The Sun today defied legal warnings from Clarence House issued via the PCC to run the Prince Harry naked party photos.
The Sun's public interest argument, explained on pages four and five, states that the fact the photos have been published by dozens of websites around the world puts them "indisputably in the public domain".
Royal lawyers Harbottle and Lewis argued that the prince had a "reasonable expectation of privacy" in a private hotel suite.
But The Sun argued today that the publication of the pictures online "generated a legitimate public debate about the behaviour of the man who is third in line to the throne and is increasingly taking on official duties, as he did most recently at the Olympics' closing ceremony.
"Yet as the debate went on in homes, factories, offices and pubs, the press were still banned from using the pictures.
"The millions of people who get their news in print, or have no web access, could not take a full part in the national conversation because they could not see the images..
"The Royal Family's lawyers claim there's no public interest in The Sun running the photos. This is a favourite mantra of those who wish to muzzle the world's most vibrant newspapers, here in Britain – stuffily declaring that a story has no 'public interest', as though it were unassailable fact.
"But there is a clear public interest in publishing the Harry pictures, in order for the debate around them to be fully informed. The photos have potential impications for the Prince's image representing Britain around the world."
The Sun also argued that the photos raised security concerns and that Harry had compromised his own privacy by "inviting strangers to his hotel room for a game of strip billiards".
"These are hardly the acts of a man jealously guarding his privacy", the paper notes.
The Sun also argued that publication of the photos was justified under the Press Complaints Commission Editors' Code of Practice, citing a 2010 ruling involving Loaded magazine.
In that case, Loaded ran a piece headlined "Wanted: epic boobs woman" in which it published photos which a woman uploaded to her Bebo social networking site four years earlier when she was 15.

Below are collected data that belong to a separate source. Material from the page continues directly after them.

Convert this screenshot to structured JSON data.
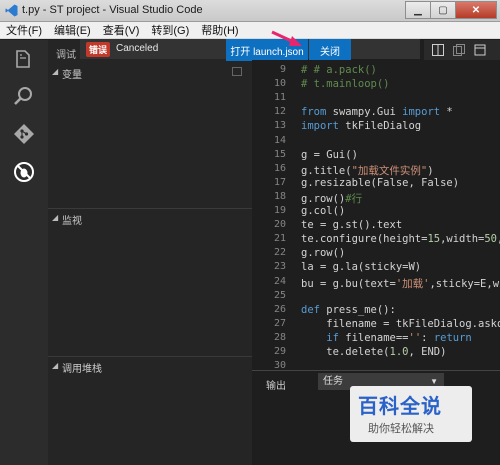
{
  "window": {
    "title": "t.py - ST project - Visual Studio Code",
    "controls": {
      "minimize": "▁",
      "maximize": "▢",
      "close": "✕"
    }
  },
  "menu": [
    "文件(F)",
    "编辑(E)",
    "查看(V)",
    "转到(G)",
    "帮助(H)"
  ],
  "activity_icons": [
    "files-icon",
    "search-icon",
    "git-icon",
    "debug-icon"
  ],
  "debug": {
    "title": "调试",
    "sections": {
      "variables": "变量",
      "watch": "监视",
      "callstack": "调用堆栈"
    }
  },
  "notification": {
    "badge": "错误",
    "message": "Canceled",
    "primary_action": "打开 launch.json",
    "close_action": "关闭"
  },
  "editor": {
    "lines": [
      {
        "n": "9",
        "parts": [
          {
            "t": "# # a.pack()",
            "c": "comment"
          }
        ]
      },
      {
        "n": "10",
        "parts": [
          {
            "t": "# t.mainloop()",
            "c": "comment"
          }
        ]
      },
      {
        "n": "11",
        "parts": []
      },
      {
        "n": "12",
        "parts": [
          {
            "t": "from",
            "c": "kw"
          },
          {
            "t": " swampy.Gui ",
            "c": "plain"
          },
          {
            "t": "import",
            "c": "kw"
          },
          {
            "t": " *",
            "c": "plain"
          }
        ]
      },
      {
        "n": "13",
        "parts": [
          {
            "t": "import",
            "c": "kw"
          },
          {
            "t": " tkFileDialog",
            "c": "plain"
          }
        ]
      },
      {
        "n": "14",
        "parts": []
      },
      {
        "n": "15",
        "parts": [
          {
            "t": "g = Gui()",
            "c": "plain"
          }
        ]
      },
      {
        "n": "16",
        "parts": [
          {
            "t": "g.title(",
            "c": "plain"
          },
          {
            "t": "\"加载文件实例\"",
            "c": "str"
          },
          {
            "t": ")",
            "c": "plain"
          }
        ]
      },
      {
        "n": "17",
        "parts": [
          {
            "t": "g.resizable(False, False)",
            "c": "plain"
          }
        ]
      },
      {
        "n": "18",
        "parts": [
          {
            "t": "g.row()",
            "c": "plain"
          },
          {
            "t": "#行",
            "c": "comment"
          }
        ]
      },
      {
        "n": "19",
        "parts": [
          {
            "t": "g.col()",
            "c": "plain"
          }
        ]
      },
      {
        "n": "20",
        "parts": [
          {
            "t": "te = g.st().text",
            "c": "plain"
          }
        ]
      },
      {
        "n": "21",
        "parts": [
          {
            "t": "te.configure(height=",
            "c": "plain"
          },
          {
            "t": "15",
            "c": "num"
          },
          {
            "t": ",width=",
            "c": "plain"
          },
          {
            "t": "50",
            "c": "num"
          },
          {
            "t": ",re",
            "c": "plain"
          }
        ]
      },
      {
        "n": "22",
        "parts": [
          {
            "t": "g.row()",
            "c": "plain"
          }
        ]
      },
      {
        "n": "23",
        "parts": [
          {
            "t": "la = g.la(sticky=W)",
            "c": "plain"
          }
        ]
      },
      {
        "n": "24",
        "parts": [
          {
            "t": "bu = g.bu(text=",
            "c": "plain"
          },
          {
            "t": "'加载'",
            "c": "str"
          },
          {
            "t": ",sticky=E,widt",
            "c": "plain"
          }
        ]
      },
      {
        "n": "25",
        "parts": []
      },
      {
        "n": "26",
        "parts": [
          {
            "t": "def",
            "c": "kw"
          },
          {
            "t": " press_me():",
            "c": "plain"
          }
        ]
      },
      {
        "n": "27",
        "parts": [
          {
            "t": "    filename = tkFileDialog.askope",
            "c": "plain"
          }
        ]
      },
      {
        "n": "28",
        "parts": [
          {
            "t": "    ",
            "c": "plain"
          },
          {
            "t": "if",
            "c": "kw"
          },
          {
            "t": " filename==",
            "c": "plain"
          },
          {
            "t": "''",
            "c": "str"
          },
          {
            "t": ": ",
            "c": "plain"
          },
          {
            "t": "return",
            "c": "kw"
          }
        ]
      },
      {
        "n": "29",
        "parts": [
          {
            "t": "    te.delete(",
            "c": "plain"
          },
          {
            "t": "1.0",
            "c": "num"
          },
          {
            "t": ", END)",
            "c": "plain"
          }
        ]
      },
      {
        "n": "30",
        "parts": []
      }
    ]
  },
  "output": {
    "label": "输出",
    "selected": "任务"
  },
  "watermark": {
    "main": "百科全说",
    "sub": "助你轻松解决"
  },
  "colors": {
    "accent": "#0e70c0",
    "error": "#c0392b"
  }
}
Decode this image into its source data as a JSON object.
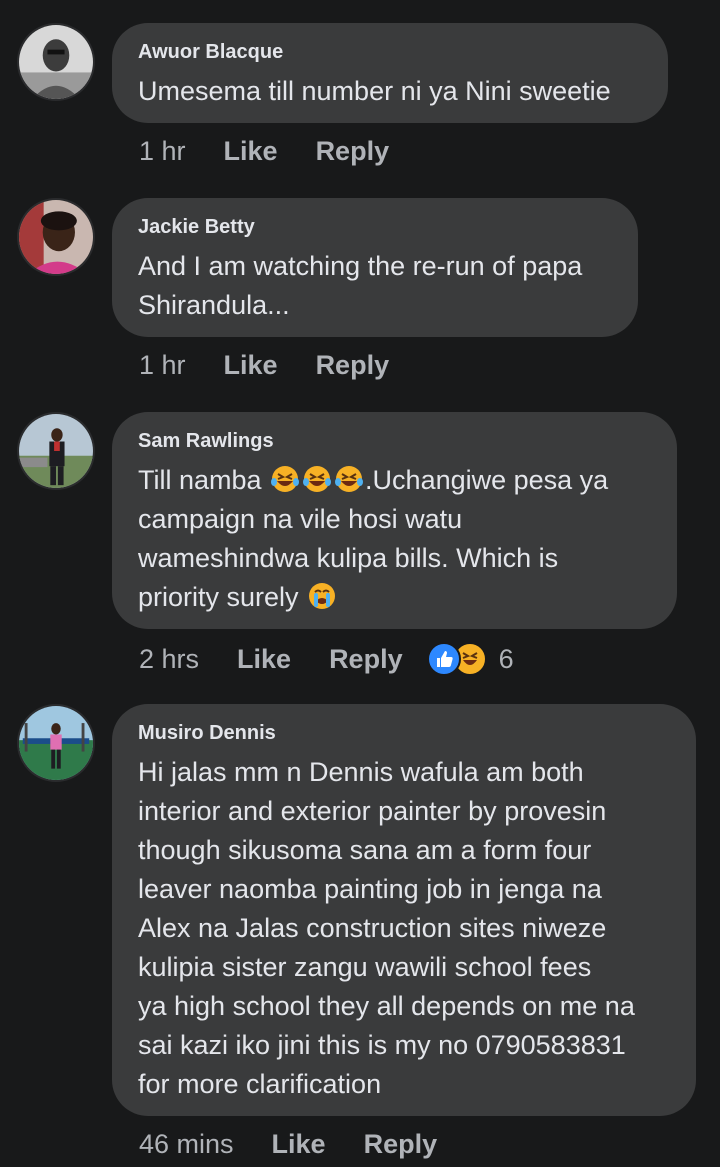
{
  "comments": [
    {
      "author": "Awuor Blacque",
      "text": [
        "Umesema till number ni ya Nini sweetie"
      ],
      "time": "1 hr",
      "like_label": "Like",
      "reply_label": "Reply"
    },
    {
      "author": "Jackie Betty",
      "text": [
        "And I am watching the re-run of papa",
        "Shirandula..."
      ],
      "time": "1 hr",
      "like_label": "Like",
      "reply_label": "Reply"
    },
    {
      "author": "Sam Rawlings",
      "text": [
        "Till namba ",
        ".Uchangiwe pesa ya",
        "campaign na vile hosi watu",
        "wameshindwa kulipa bills. Which is",
        "priority surely "
      ],
      "emojis": [
        "rofl-emoji",
        "rofl-emoji",
        "rofl-emoji",
        "crying-emoji"
      ],
      "time": "2 hrs",
      "like_label": "Like",
      "reply_label": "Reply",
      "reactions": [
        "like-reaction-icon",
        "haha-reaction-icon"
      ],
      "reaction_count": "6"
    },
    {
      "author": "Musiro Dennis",
      "text": [
        "Hi jalas mm n Dennis wafula am both",
        "interior and exterior  painter by provesin",
        "though sikusoma sana am a form four",
        "leaver naomba painting job in jenga na",
        "Alex na Jalas  construction sites  niweze",
        "kulipia sister zangu wawili  school fees",
        "ya high school they all depends on me na",
        "sai kazi iko jini  this is my no 0790583831",
        "for more clarification"
      ],
      "time": "46 mins",
      "like_label": "Like",
      "reply_label": "Reply"
    }
  ],
  "colors": {
    "background": "#18191a",
    "bubble": "#3a3b3c",
    "text": "#e4e6eb",
    "meta": "#b0b3b8",
    "like_blue": "#2d88ff",
    "haha_yellow": "#f7b125"
  }
}
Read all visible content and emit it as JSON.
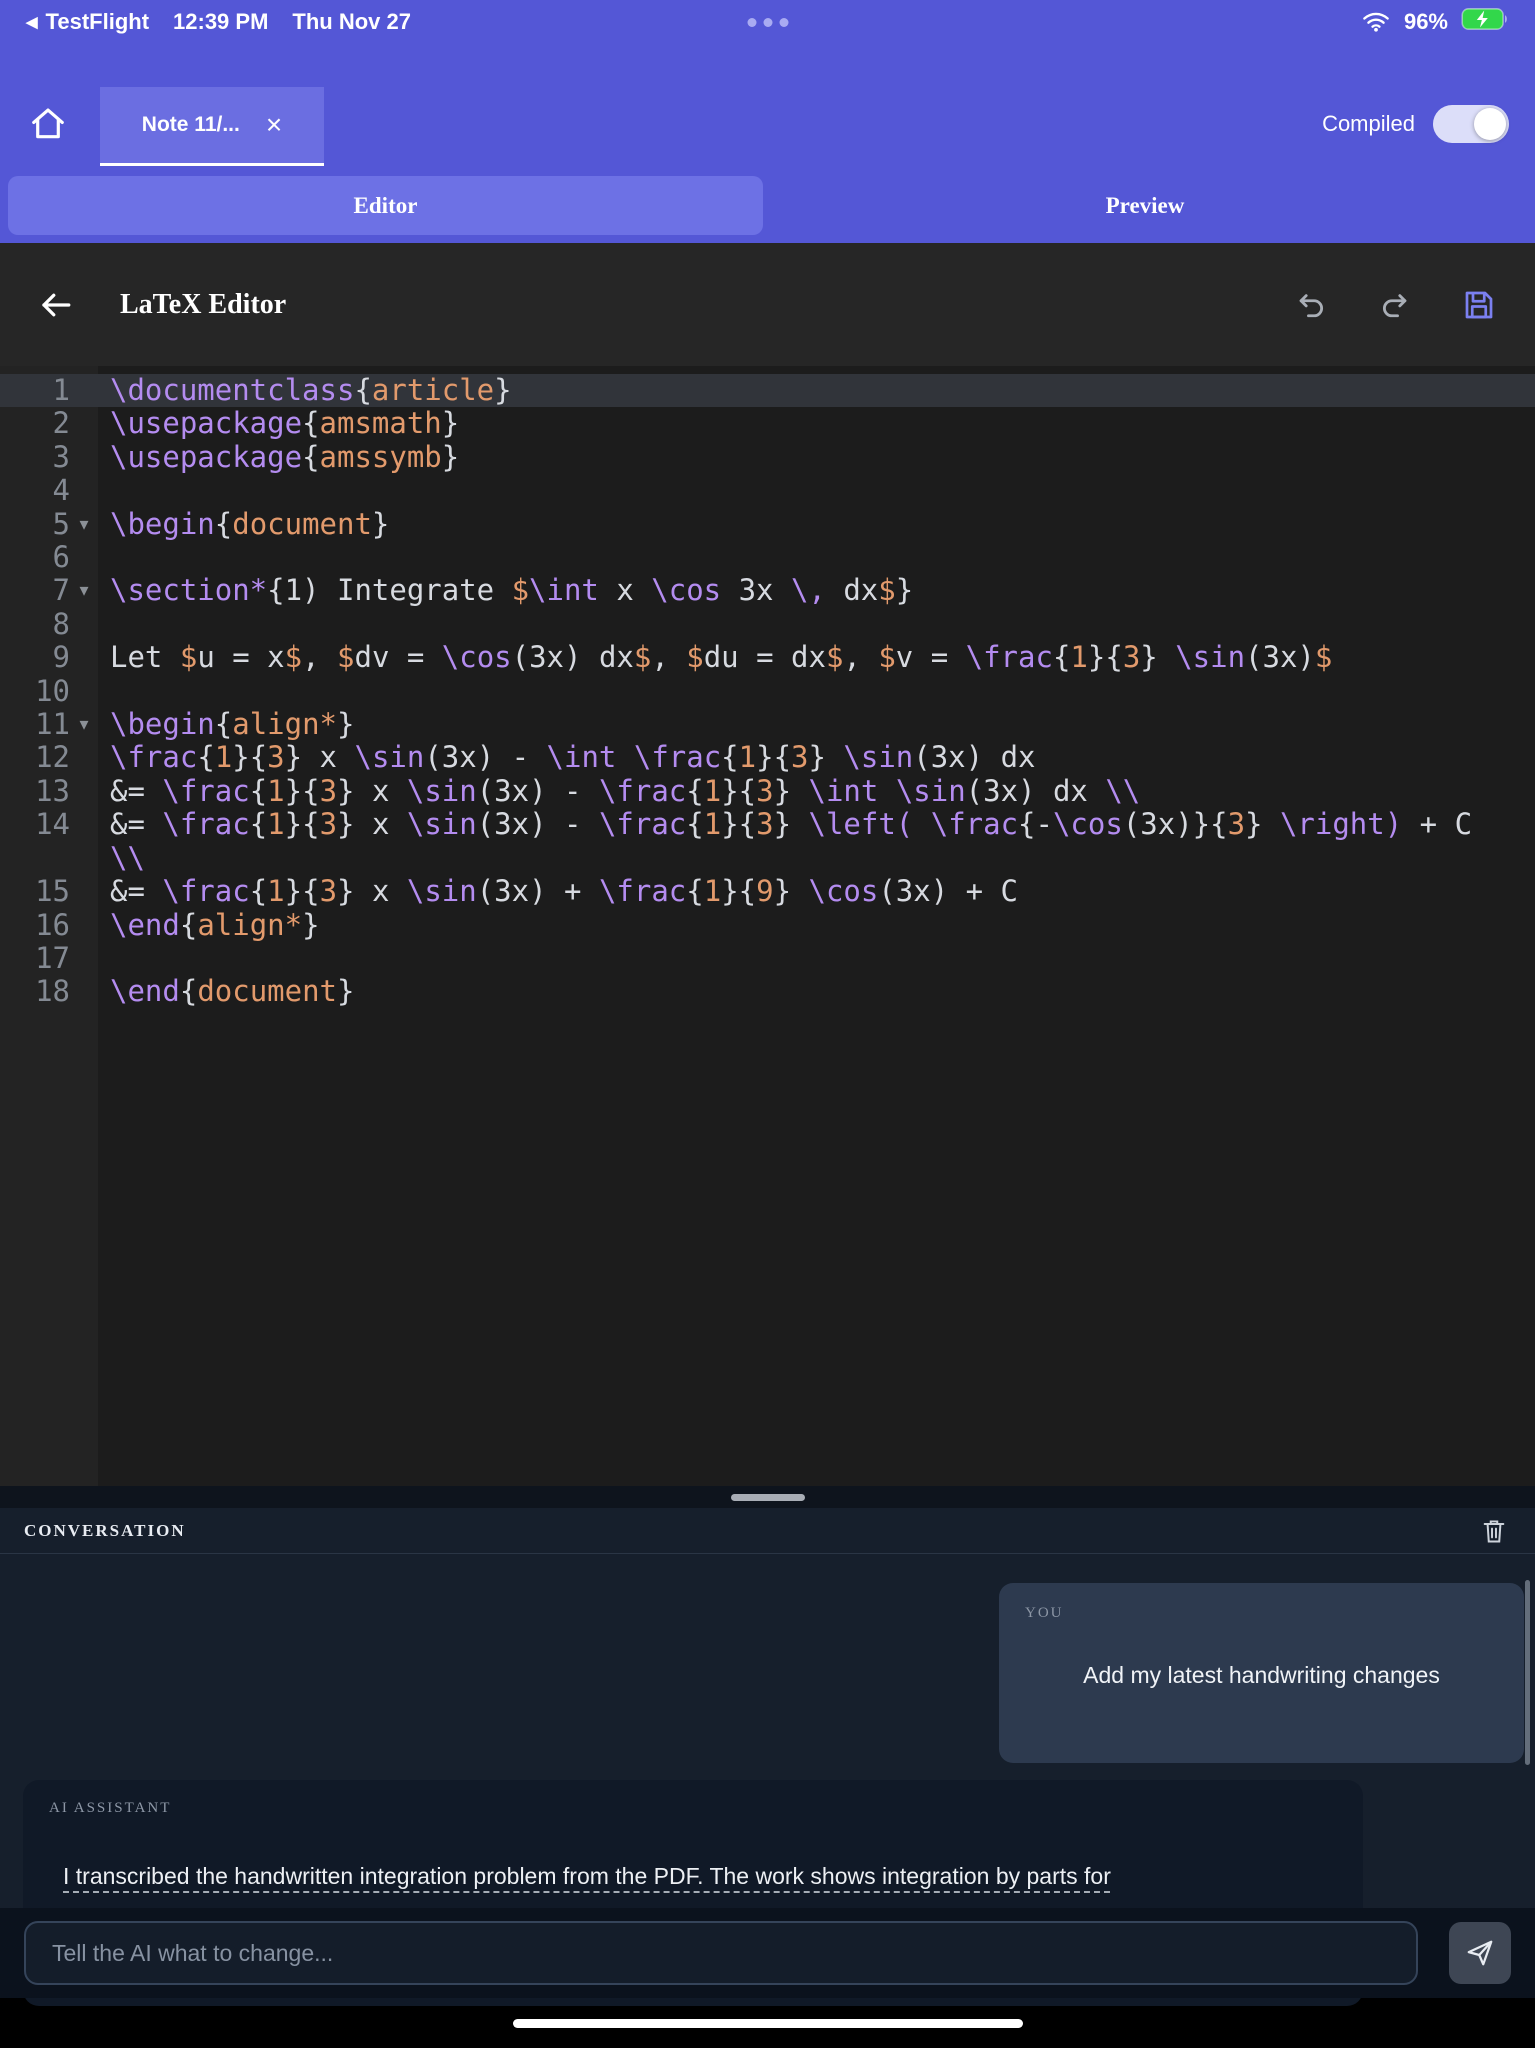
{
  "theme": {
    "accent": "#5457d6",
    "accent_light": "#6d71e5",
    "code_command": "#b48cf0",
    "code_argument": "#e29a6c",
    "code_plain": "#d7dae0",
    "battery_green": "#32d74b"
  },
  "status_bar": {
    "back_app": "TestFlight",
    "time": "12:39 PM",
    "date": "Thu Nov 27",
    "battery_percent": "96%"
  },
  "header": {
    "tab_label": "Note 11/...",
    "close_glyph": "×",
    "compiled_label": "Compiled",
    "compiled_on": true
  },
  "mode_tabs": [
    {
      "label": "Editor",
      "active": true
    },
    {
      "label": "Preview",
      "active": false
    }
  ],
  "editor": {
    "title": "LaTeX Editor",
    "lines": [
      {
        "n": 1,
        "active": true,
        "t": [
          [
            "c",
            "\\documentclass"
          ],
          [
            "p",
            "{"
          ],
          [
            "a",
            "article"
          ],
          [
            "p",
            "}"
          ]
        ]
      },
      {
        "n": 2,
        "t": [
          [
            "c",
            "\\usepackage"
          ],
          [
            "p",
            "{"
          ],
          [
            "a",
            "amsmath"
          ],
          [
            "p",
            "}"
          ]
        ]
      },
      {
        "n": 3,
        "t": [
          [
            "c",
            "\\usepackage"
          ],
          [
            "p",
            "{"
          ],
          [
            "a",
            "amssymb"
          ],
          [
            "p",
            "}"
          ]
        ]
      },
      {
        "n": 4,
        "t": []
      },
      {
        "n": 5,
        "f": true,
        "t": [
          [
            "c",
            "\\begin"
          ],
          [
            "p",
            "{"
          ],
          [
            "a",
            "document"
          ],
          [
            "p",
            "}"
          ]
        ]
      },
      {
        "n": 6,
        "t": []
      },
      {
        "n": 7,
        "f": true,
        "t": [
          [
            "c",
            "\\section*"
          ],
          [
            "p",
            "{1) Integrate "
          ],
          [
            "a",
            "$"
          ],
          [
            "c",
            "\\int"
          ],
          [
            "p",
            " x "
          ],
          [
            "c",
            "\\cos"
          ],
          [
            "p",
            " 3x "
          ],
          [
            "c",
            "\\,"
          ],
          [
            "p",
            " dx"
          ],
          [
            "a",
            "$"
          ],
          [
            "p",
            "}"
          ]
        ]
      },
      {
        "n": 8,
        "t": []
      },
      {
        "n": 9,
        "t": [
          [
            "p",
            "Let "
          ],
          [
            "a",
            "$"
          ],
          [
            "p",
            "u = x"
          ],
          [
            "a",
            "$"
          ],
          [
            "p",
            ", "
          ],
          [
            "a",
            "$"
          ],
          [
            "p",
            "dv = "
          ],
          [
            "c",
            "\\cos"
          ],
          [
            "p",
            "(3x) dx"
          ],
          [
            "a",
            "$"
          ],
          [
            "p",
            ", "
          ],
          [
            "a",
            "$"
          ],
          [
            "p",
            "du = dx"
          ],
          [
            "a",
            "$"
          ],
          [
            "p",
            ", "
          ],
          [
            "a",
            "$"
          ],
          [
            "p",
            "v = "
          ],
          [
            "c",
            "\\frac"
          ],
          [
            "p",
            "{"
          ],
          [
            "a",
            "1"
          ],
          [
            "p",
            "}{"
          ],
          [
            "a",
            "3"
          ],
          [
            "p",
            "} "
          ],
          [
            "c",
            "\\sin"
          ],
          [
            "p",
            "(3x)"
          ],
          [
            "a",
            "$"
          ]
        ]
      },
      {
        "n": 10,
        "t": []
      },
      {
        "n": 11,
        "f": true,
        "t": [
          [
            "c",
            "\\begin"
          ],
          [
            "p",
            "{"
          ],
          [
            "a",
            "align*"
          ],
          [
            "p",
            "}"
          ]
        ]
      },
      {
        "n": 12,
        "t": [
          [
            "c",
            "\\frac"
          ],
          [
            "p",
            "{"
          ],
          [
            "a",
            "1"
          ],
          [
            "p",
            "}{"
          ],
          [
            "a",
            "3"
          ],
          [
            "p",
            "} x "
          ],
          [
            "c",
            "\\sin"
          ],
          [
            "p",
            "(3x) - "
          ],
          [
            "c",
            "\\int"
          ],
          [
            "p",
            " "
          ],
          [
            "c",
            "\\frac"
          ],
          [
            "p",
            "{"
          ],
          [
            "a",
            "1"
          ],
          [
            "p",
            "}{"
          ],
          [
            "a",
            "3"
          ],
          [
            "p",
            "} "
          ],
          [
            "c",
            "\\sin"
          ],
          [
            "p",
            "(3x) dx"
          ]
        ]
      },
      {
        "n": 13,
        "t": [
          [
            "p",
            "&= "
          ],
          [
            "c",
            "\\frac"
          ],
          [
            "p",
            "{"
          ],
          [
            "a",
            "1"
          ],
          [
            "p",
            "}{"
          ],
          [
            "a",
            "3"
          ],
          [
            "p",
            "} x "
          ],
          [
            "c",
            "\\sin"
          ],
          [
            "p",
            "(3x) - "
          ],
          [
            "c",
            "\\frac"
          ],
          [
            "p",
            "{"
          ],
          [
            "a",
            "1"
          ],
          [
            "p",
            "}{"
          ],
          [
            "a",
            "3"
          ],
          [
            "p",
            "} "
          ],
          [
            "c",
            "\\int"
          ],
          [
            "p",
            " "
          ],
          [
            "c",
            "\\sin"
          ],
          [
            "p",
            "(3x) dx "
          ],
          [
            "c",
            "\\\\"
          ]
        ]
      },
      {
        "n": 14,
        "t": [
          [
            "p",
            "&= "
          ],
          [
            "c",
            "\\frac"
          ],
          [
            "p",
            "{"
          ],
          [
            "a",
            "1"
          ],
          [
            "p",
            "}{"
          ],
          [
            "a",
            "3"
          ],
          [
            "p",
            "} x "
          ],
          [
            "c",
            "\\sin"
          ],
          [
            "p",
            "(3x) - "
          ],
          [
            "c",
            "\\frac"
          ],
          [
            "p",
            "{"
          ],
          [
            "a",
            "1"
          ],
          [
            "p",
            "}{"
          ],
          [
            "a",
            "3"
          ],
          [
            "p",
            "} "
          ],
          [
            "c",
            "\\left("
          ],
          [
            "p",
            " "
          ],
          [
            "c",
            "\\frac"
          ],
          [
            "p",
            "{-"
          ],
          [
            "c",
            "\\cos"
          ],
          [
            "p",
            "(3x)}{"
          ],
          [
            "a",
            "3"
          ],
          [
            "p",
            "} "
          ],
          [
            "c",
            "\\right)"
          ],
          [
            "p",
            " + C "
          ],
          [
            "c",
            "\\\\"
          ]
        ]
      },
      {
        "n": 15,
        "t": [
          [
            "p",
            "&= "
          ],
          [
            "c",
            "\\frac"
          ],
          [
            "p",
            "{"
          ],
          [
            "a",
            "1"
          ],
          [
            "p",
            "}{"
          ],
          [
            "a",
            "3"
          ],
          [
            "p",
            "} x "
          ],
          [
            "c",
            "\\sin"
          ],
          [
            "p",
            "(3x) + "
          ],
          [
            "c",
            "\\frac"
          ],
          [
            "p",
            "{"
          ],
          [
            "a",
            "1"
          ],
          [
            "p",
            "}{"
          ],
          [
            "a",
            "9"
          ],
          [
            "p",
            "} "
          ],
          [
            "c",
            "\\cos"
          ],
          [
            "p",
            "(3x) + C"
          ]
        ]
      },
      {
        "n": 16,
        "t": [
          [
            "c",
            "\\end"
          ],
          [
            "p",
            "{"
          ],
          [
            "a",
            "align*"
          ],
          [
            "p",
            "}"
          ]
        ]
      },
      {
        "n": 17,
        "t": []
      },
      {
        "n": 18,
        "t": [
          [
            "c",
            "\\end"
          ],
          [
            "p",
            "{"
          ],
          [
            "a",
            "document"
          ],
          [
            "p",
            "}"
          ]
        ]
      }
    ]
  },
  "conversation": {
    "title": "CONVERSATION",
    "messages": [
      {
        "role": "YOU",
        "text": "Add my latest handwriting changes"
      },
      {
        "role": "AI ASSISTANT",
        "text": "I transcribed the handwritten integration problem from the PDF. The work shows integration by parts for"
      }
    ],
    "input_placeholder": "Tell the AI what to change..."
  }
}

In that case the PCC said: "The Commission felt that the images were so widely established for it to be untenable for the Commission to rule that it was wrong for the magazine to use them."
The Sun said: "It is absurd tthat in the internet age newspapers like The Sun could be stopped from publishing stories and pictures already seen by millions in the free-for-all that is the web."
The Sun said it has asked the PCC to explain how the Harry case differs from the 2010 Loaded decision.
This week the PCC has been offering publications pre-publication advice on whether to publish the Harry photos. But it told Press Gazette that it was never prescriptive, it merely offered editors guidance on the code with reference to different rulings.